北海vs松山聖陵
チェンジアップ効果で北海打線に立ち向かったアドゥワ誠
松山聖陵の長身(196センチ)ハーフ、アドゥワ誠(3年)対北海打線に興味が集まった試合は予想通り接戦になった。
長身ハーフというと速球派に思われがちだが、それほど速くはない。中盤の6回までは最速が142キロだから「そこそこ」というくらいの速さだ。長い足を持て余すような狭いステップ、さらに長い腕を持て余すようなグラブを持つ左手の活用できなさ(投げ終わったあと左手が遊ぶ)……等々、かなり未完成と言っていい。
それがピンチになるとストレートの速さが増す。7回裏、北海の6番川村 友斗(2年)が一死から二塁打を放ち出塁すると、それ以降の打者に対してストレートの最速が144キロまでアップしたのだ。たった2キロを言わないでほしい。142キロと144キロとではかなり大きな差がある。

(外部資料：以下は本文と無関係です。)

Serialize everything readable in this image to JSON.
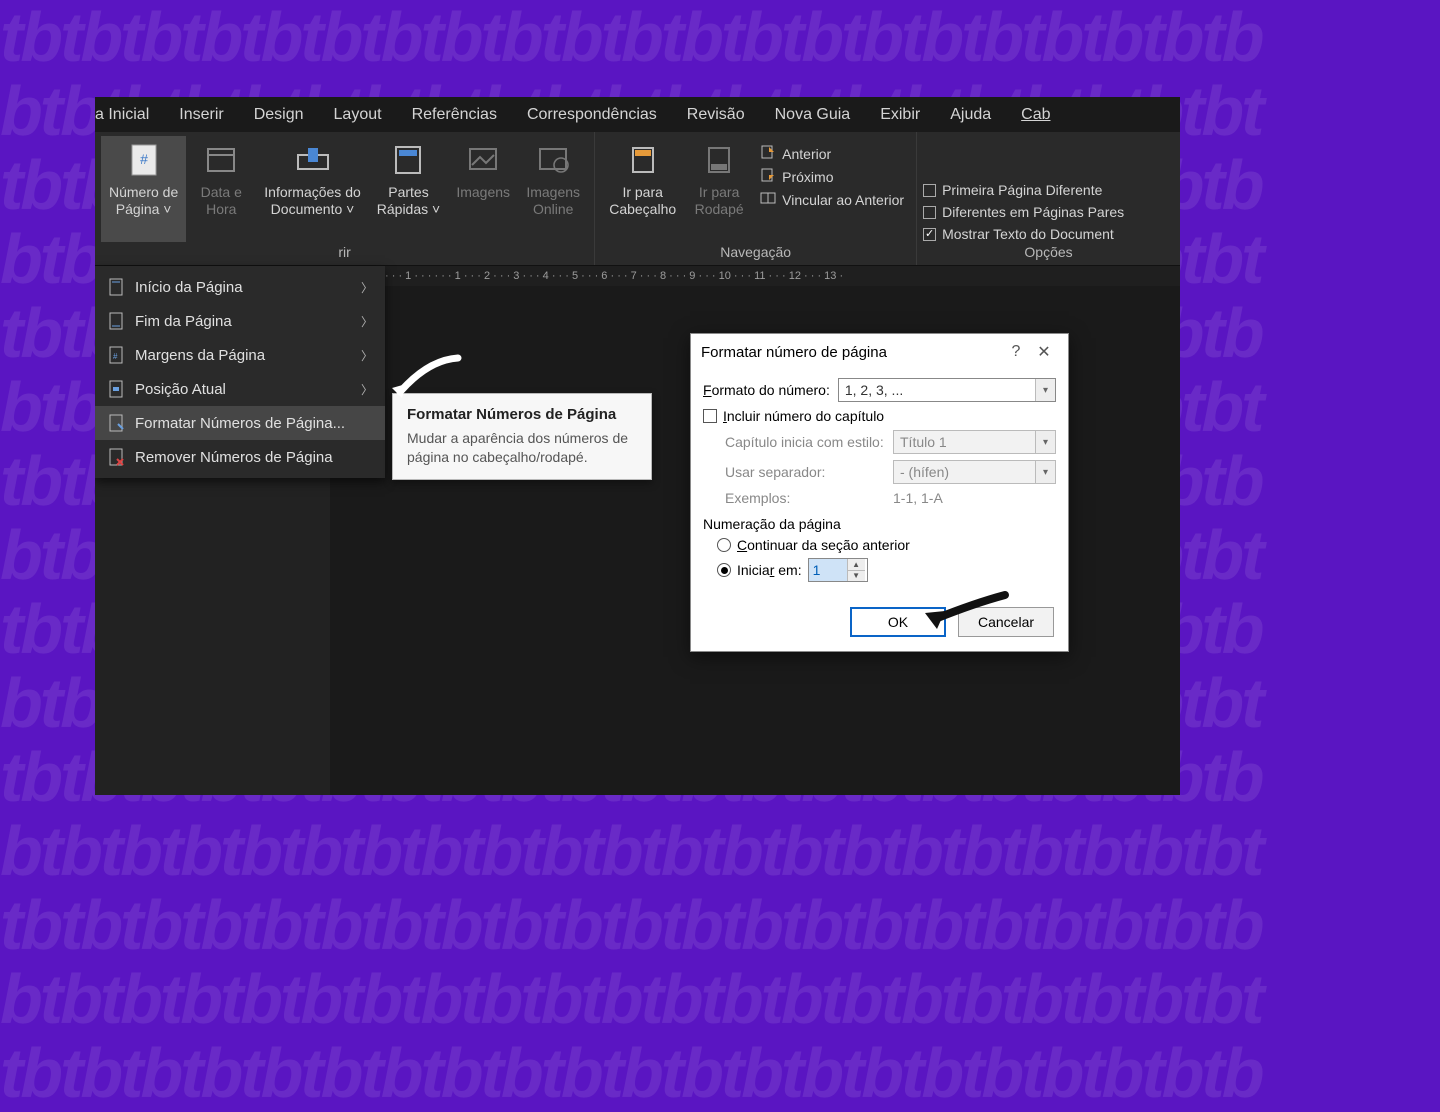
{
  "ribbon": {
    "tabs": [
      "a Inicial",
      "Inserir",
      "Design",
      "Layout",
      "Referências",
      "Correspondências",
      "Revisão",
      "Nova Guia",
      "Exibir",
      "Ajuda",
      "Cab"
    ],
    "buttons": {
      "pagenum": {
        "line1": "Número de",
        "line2": "Página ˅"
      },
      "datetime": {
        "line1": "Data e",
        "line2": "Hora"
      },
      "docinfo": {
        "line1": "Informações do",
        "line2": "Documento ˅"
      },
      "quickparts": {
        "line1": "Partes",
        "line2": "Rápidas ˅"
      },
      "images": {
        "line1": "Imagens",
        "line2": ""
      },
      "onlineimg": {
        "line1": "Imagens",
        "line2": "Online"
      },
      "gotohdr": {
        "line1": "Ir para",
        "line2": "Cabeçalho"
      },
      "gotoftr": {
        "line1": "Ir para",
        "line2": "Rodapé"
      }
    },
    "navLinks": {
      "prev": "Anterior",
      "next": "Próximo",
      "link": "Vincular ao Anterior"
    },
    "options": {
      "diffFirst": "Primeira Página Diferente",
      "diffEven": "Diferentes em Páginas Pares",
      "showText": "Mostrar Texto do Document"
    },
    "groupLabels": {
      "insert": "rir",
      "nav": "Navegação",
      "options": "Opções"
    }
  },
  "dropdown": {
    "items": [
      "Início da Página",
      "Fim da Página",
      "Margens da Página",
      "Posição Atual",
      "Formatar Números de Página...",
      "Remover Números de Página"
    ]
  },
  "tooltip": {
    "title": "Formatar Números de Página",
    "body": "Mudar a aparência dos números de página no cabeçalho/rodapé."
  },
  "ruler": "· · · 1 · · ·   · · · 1 · · · 2 · · · 3 · · · 4 · · · 5 · · · 6 · · · 7 · · · 8 · · · 9 · · · 10 · · · 11 · · · 12 · · · 13 ·",
  "dialog": {
    "title": "Formatar número de página",
    "numberFormatLabel": "Formato do número:",
    "numberFormatValue": "1, 2, 3, ...",
    "includeChapter": "Incluir número do capítulo",
    "chapterStyleLabel": "Capítulo inicia com estilo:",
    "chapterStyleValue": "Título 1",
    "sepLabel": "Usar separador:",
    "sepValue": "-   (hífen)",
    "examplesLabel": "Exemplos:",
    "examplesValue": "1-1, 1-A",
    "pagingTitle": "Numeração da página",
    "continueLabel": "Continuar da seção anterior",
    "startAtLabel": "Iniciar em:",
    "startAtValue": "1",
    "ok": "OK",
    "cancel": "Cancelar"
  }
}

北海の打者からすれば130キロ台後半から140キロ台前半をうろうろしていたピッチャーが途端に143、4キロのストレートを投げ始めたのだ。そのチェンジアップ効果はかなりのものである。この回を無得点に抑えて試合は1対1のまま終盤戦に突入する。
北海打線は機動力と強打を兼ね備えていた。得点源となるのはクリーンアップの3番佐藤 佑樹(3年)、4番大西健斗(3年)、5番下方忠嗣(3年)の3人で、残る6人は足を使って相手ディフェンス陣を攪乱するという役割分担がきちんとできていた。
私が俊足の目安にしている打者走者の「一塁到達4.3秒未満、二塁到達8.3秒未満、三塁到達12秒未満」をクリアしたのは5人13回で、これはもちろん今大会最多。

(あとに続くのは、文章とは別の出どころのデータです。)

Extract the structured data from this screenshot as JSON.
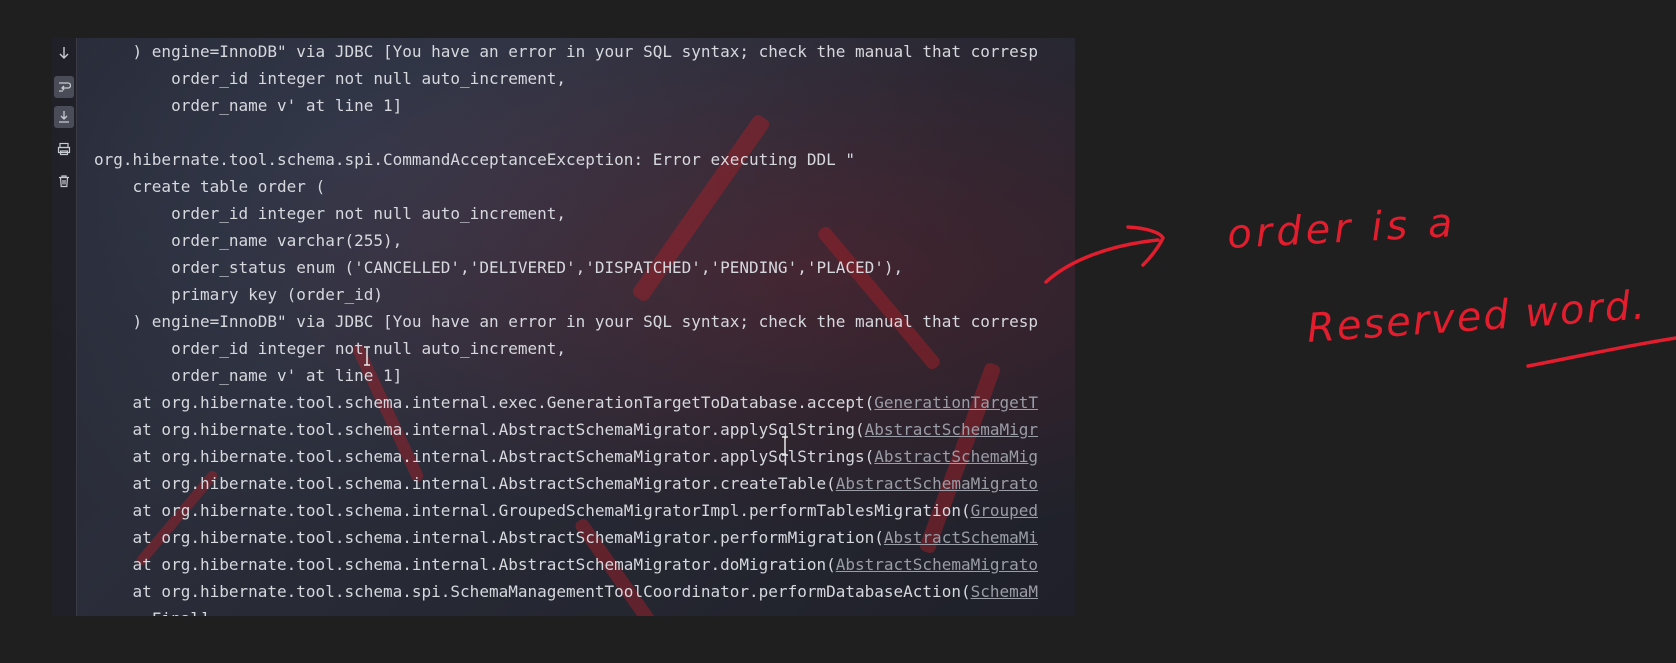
{
  "console": {
    "lines": [
      {
        "indent": "    ",
        "text": ") engine=InnoDB\" via JDBC [You have an error in your SQL syntax; check the manual that corresp",
        "link": ""
      },
      {
        "indent": "        ",
        "text": "order_id integer not null auto_increment,",
        "link": ""
      },
      {
        "indent": "        ",
        "text": "order_name v' at line 1]",
        "link": ""
      },
      {
        "indent": "",
        "text": "",
        "link": ""
      },
      {
        "indent": "",
        "text": "org.hibernate.tool.schema.spi.CommandAcceptanceException: Error executing DDL \"",
        "link": ""
      },
      {
        "indent": "    ",
        "text": "create table order (",
        "link": ""
      },
      {
        "indent": "        ",
        "text": "order_id integer not null auto_increment,",
        "link": ""
      },
      {
        "indent": "        ",
        "text": "order_name varchar(255),",
        "link": ""
      },
      {
        "indent": "        ",
        "text": "order_status enum ('CANCELLED','DELIVERED','DISPATCHED','PENDING','PLACED'),",
        "link": ""
      },
      {
        "indent": "        ",
        "text": "primary key (order_id)",
        "link": ""
      },
      {
        "indent": "    ",
        "text": ") engine=InnoDB\" via JDBC [You have an error in your SQL syntax; check the manual that corresp",
        "link": ""
      },
      {
        "indent": "        ",
        "text": "order_id integer not null auto_increment,",
        "link": ""
      },
      {
        "indent": "        ",
        "text": "order_name v' at line 1]",
        "link": ""
      },
      {
        "indent": "    ",
        "text": "at org.hibernate.tool.schema.internal.exec.GenerationTargetToDatabase.accept(",
        "link": "GenerationTargetT"
      },
      {
        "indent": "    ",
        "text": "at org.hibernate.tool.schema.internal.AbstractSchemaMigrator.applySqlString(",
        "link": "AbstractSchemaMigr"
      },
      {
        "indent": "    ",
        "text": "at org.hibernate.tool.schema.internal.AbstractSchemaMigrator.applySqlStrings(",
        "link": "AbstractSchemaMig"
      },
      {
        "indent": "    ",
        "text": "at org.hibernate.tool.schema.internal.AbstractSchemaMigrator.createTable(",
        "link": "AbstractSchemaMigrato"
      },
      {
        "indent": "    ",
        "text": "at org.hibernate.tool.schema.internal.GroupedSchemaMigratorImpl.performTablesMigration(",
        "link": "Grouped"
      },
      {
        "indent": "    ",
        "text": "at org.hibernate.tool.schema.internal.AbstractSchemaMigrator.performMigration(",
        "link": "AbstractSchemaMi"
      },
      {
        "indent": "    ",
        "text": "at org.hibernate.tool.schema.internal.AbstractSchemaMigrator.doMigration(",
        "link": "AbstractSchemaMigrato"
      },
      {
        "indent": "    ",
        "text": "at org.hibernate.tool.schema.spi.SchemaManagementToolCoordinator.performDatabaseAction(",
        "link": "SchemaM"
      },
      {
        "indent": "      ",
        "text": "Final]",
        "link": ""
      }
    ]
  },
  "gutter": {
    "icons": [
      "scroll-down-icon",
      "soft-wrap-icon",
      "scroll-to-end-icon",
      "print-icon",
      "clear-all-icon"
    ],
    "active": [
      "soft-wrap-icon",
      "scroll-to-end-icon"
    ]
  },
  "annotation": {
    "line1": "order is a",
    "line2": "Reserved word.",
    "color": "#e11d2e"
  },
  "colors": {
    "background": "#1f1f1f",
    "text": "#d6d8de",
    "link": "#9a9ca6"
  }
}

1回に満塁、2、3、4回に一、二塁、6回に満塁、7、9回に一、三塁と毎回のようにチャンスを作るが、そのつどアドゥワが防戦するという展開。アドゥワの武器はピッチングだけではない。向かってくる打球に対する反応が非常によかった。正直に言うと「ウドの大木」タイプだと思っていたので驚いた。
ピッチャーゴロを処理したのは7つ(バントは含まない)。脇を抜けるような強い打球もあったが、それにも機敏に反応し、落ち着いて一塁にスローイングしてアウトを積み上げた。5回には無死一塁のときのバントを二塁に送球してピンチの芽を未然に摘んでいる。しつこいようだが、そういう器用さがある選手だと思わなかったので私の評価は上がった。
アドゥワに対する北海打線の中でよかったのは3番の佐藤だ。3安打、1四球と大当たりし、2死一、二塁で回ってきた2回にはアドゥワの136キロストレートを軽く合してレフト前に軽打。二塁走者がホーム憤死して打点はつかなかったが、状況に応じた軽打と強打は断然目立った。